Nathanson estimated that he was responsible for some 75,000 abortions — he personally performed some 5,000 procedures, including one of his own son on a pregnant girlfriend — before changing his views on abortion in the 1970s.

He wrote in his autobiography that the development of ultrasound technology, which enabled him to see images of unborn babies, influenced his change of heart. He soon became an avid pro-life activist, famously stating that abortion is “the most atrocious holocaust in the history of the United States.”

He made two influential documentaries on abortion: “The Silent Scream” (1984) and “Eclipse of Reason” (1987).  He wrote “Aborting America” in 1979, the year he performed his last abortion, and published his autobiography in 1996, titled “The Hand of God: A Journey From Dath to Life by the Abortion Doctor Who Changed His Mind.”
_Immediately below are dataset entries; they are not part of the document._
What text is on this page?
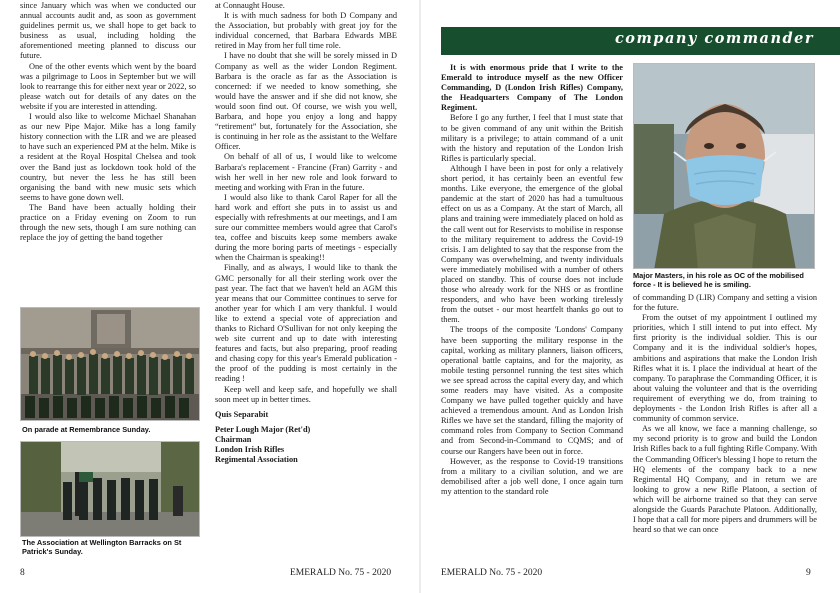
since January which was when we conducted our annual accounts audit and, as soon as government guidelines permit us, we shall hope to get back to business as usual, including holding the aforementioned meeting planned to discuss our future.

One of the other events which went by the board was a pilgrimage to Loos in September but we will look to rearrange this for either next year or 2022, so please watch out for details of any dates on the website if you are interested in attending.

I would also like to welcome Michael Shanahan as our new Pipe Major. Mike has a long family history connection with the LIR and we are pleased to have such an experienced PM at the helm. Mike is a resident at the Royal Hospital Chelsea and took over the Band just as lockdown took hold of the country, but never the less he has still been organising the band with new music sets which seems to have gone down well.

The Band have been actually holding their practice on a Friday evening on Zoom to run through the new sets, though I am sure nothing can replace the joy of getting the band together

On parade at Remembrance Sunday.
The Association at Wellington Barracks on St Patrick's Sunday.

at Connaught House.

It is with much sadness for both D Company and the Association, but probably with great joy for the individual concerned, that Barbara Edwards MBE retired in May from her full time role.

I have no doubt that she will be sorely missed in D Company as well as the wider London Regiment. Barbara is the oracle as far as the Association is concerned: if we needed to know something, she would have the answer and if she did not know, she would soon find out. Of course, we wish you well, Barbara, and hope you enjoy a long and happy “retirement” but, fortunately for the Association, she is continuing in her role as the assistant to the Welfare Officer.

On behalf of all of us, I would like to welcome Barbara's replacement - Francine (Fran) Garrity - and wish her well in her new role and look forward to meeting and working with Fran in the future.

I would also like to thank Carol Raper for all the hard work and effort she puts in to assist us and especially with refreshments at our meetings, and I am sure our committee members would agree that Carol's tea, coffee and biscuits keep some members awake during the more boring parts of meetings - especially when the Chairman is speaking!!

Finally, and as always, I would like to thank the GMC personally for all their sterling work over the past year. The fact that we haven't held an AGM this year means that our Committee continues to serve for another year for which I am very thankful. I would like to extend a special vote of appreciation and thanks to Richard O'Sullivan for not only keeping the web site current and up to date with interesting features and facts, but also preparing, proof reading and chasing copy for this year's Emerald publication - the proof of the pudding is most certainly in the reading !

Keep well and keep safe, and hopefully we shall soon meet up in better times.

Quis Separabit

Peter Lough Major (Ret'd)

Chairman

London Irish Rifles

Regimental Association

8	EMERALD No. 75 - 2020
company commander

It is with enormous pride that I write to the Emerald to introduce myself as the new Officer Commanding, D (London Irish Rifles) Company, the Headquarters Company of The London Regiment.

Before I go any further, I feel that I must state that to be given command of any unit within the British military is a privilege; to attain command of a unit with the history and reputation of the London Irish Rifles is particularly special.

Although I have been in post for only a relatively short period, it has certainly been an eventful few months. Like everyone, the emergence of the global pandemic at the start of 2020 has had a tumultuous effect on us as a Company. At the start of March, all plans and training were immediately placed on hold as the call went out for Reservists to mobilise in response to the military requirement to address the Covid-19 crisis. I am delighted to say that the response from the Company was overwhelming, and twenty individuals were immediately mobilised with a number of others placed on standby. This of course does not include those who already work for the NHS or as frontline responders, and who have been working tirelessly from the outset - our most heartfelt thanks go out to them.

The troops of the composite 'Londons' Company have been supporting the military response in the capital, working as military planners, liaison officers, operational battle captains, and for the majority, as mobile testing personnel running the test sites which we see spread across the capital every day, and which some readers may have visited. As a composite Company we have pulled together quickly and have achieved a tremendous amount. And as London Irish Rifles we have set the standard, filling the majority of command roles from Company to Section Command and from Second-in-Command to CQMS; and of course our Rangers have been out in force.

However, as the response to Covid-19 transitions from a military to a civilian solution, and we are demobilised after a job well done, I once again turn my attention to the standard role

Major Masters, in his role as OC of the mobilised force - It is believed he is smiling.

of commanding D (LIR) Company and setting a vision for the future.

From the outset of my appointment I outlined my priorities, which I still intend to put into effect. My first priority is the individual soldier. This is our Company and it is the individual soldier's hopes, ambitions and aspirations that make the London Irish Rifles what it is. I place the individual at heart of the company. To paraphrase the Commanding Officer, it is about valuing the volunteer and that is the overriding requirement of everything we do, from training to deployments - the London Irish Rifles is after all a community of common service.

As we all know, we face a manning challenge, so my second priority is to grow and build the London Irish Rifles back to a full fighting Rifle Company. With the Commanding Officer's blessing I hope to return the HQ elements of the company back to a new Regimental HQ Company, and in return we are looking to grow a new Rifle Platoon, a section of which will be airborne trained so that they can serve alongside the Guards Parachute Platoon. Additionally, I hope that a call for more pipers and drummers will be heard so that we can once

EMERALD No. 75 - 2020	9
Nathanson described himself as a Jewish atheist, and he converted to Catholicism in 1996, with the aid of Opus Dei priest Father C. John McCloskey.  He was baptized that year by Cardinal John O’Connor in St. Patrick’s Cathedral in New York on the feast of the Immaculate Conception.

“Nathanson was a bellwether figure in the pro-life movement,” Father McCloskey told ZENIT. “His conscience  led him, a brilliant atheist Jew and medical doctor, to acknowledge the evidence that scientifically shows that the the unborn child is such from conception, and its life must be protected from conception until a natural death.”

“In parallel fashion,” he added, “after many years of investigation he received the gift of the Catholic faith.”

Those present for the baptism included the now deceased Father Richard Neuhaus, Father Paul Marx and Msgr. William Smith. His godmother was the pro-life activist Joan Andrews-Bell.

“Nathanson dedicated the rest of his life to traveling tirelessly through the world to spread the pro-life message in writing and speech,” said Father McCloskey. “I believe his double conversion will be looked back to as a turning point in the struggle that will lead to a definitive end to abortion in the United States, and we hope, the world.”

Nathanson is survived by his wife, Christine, and a son.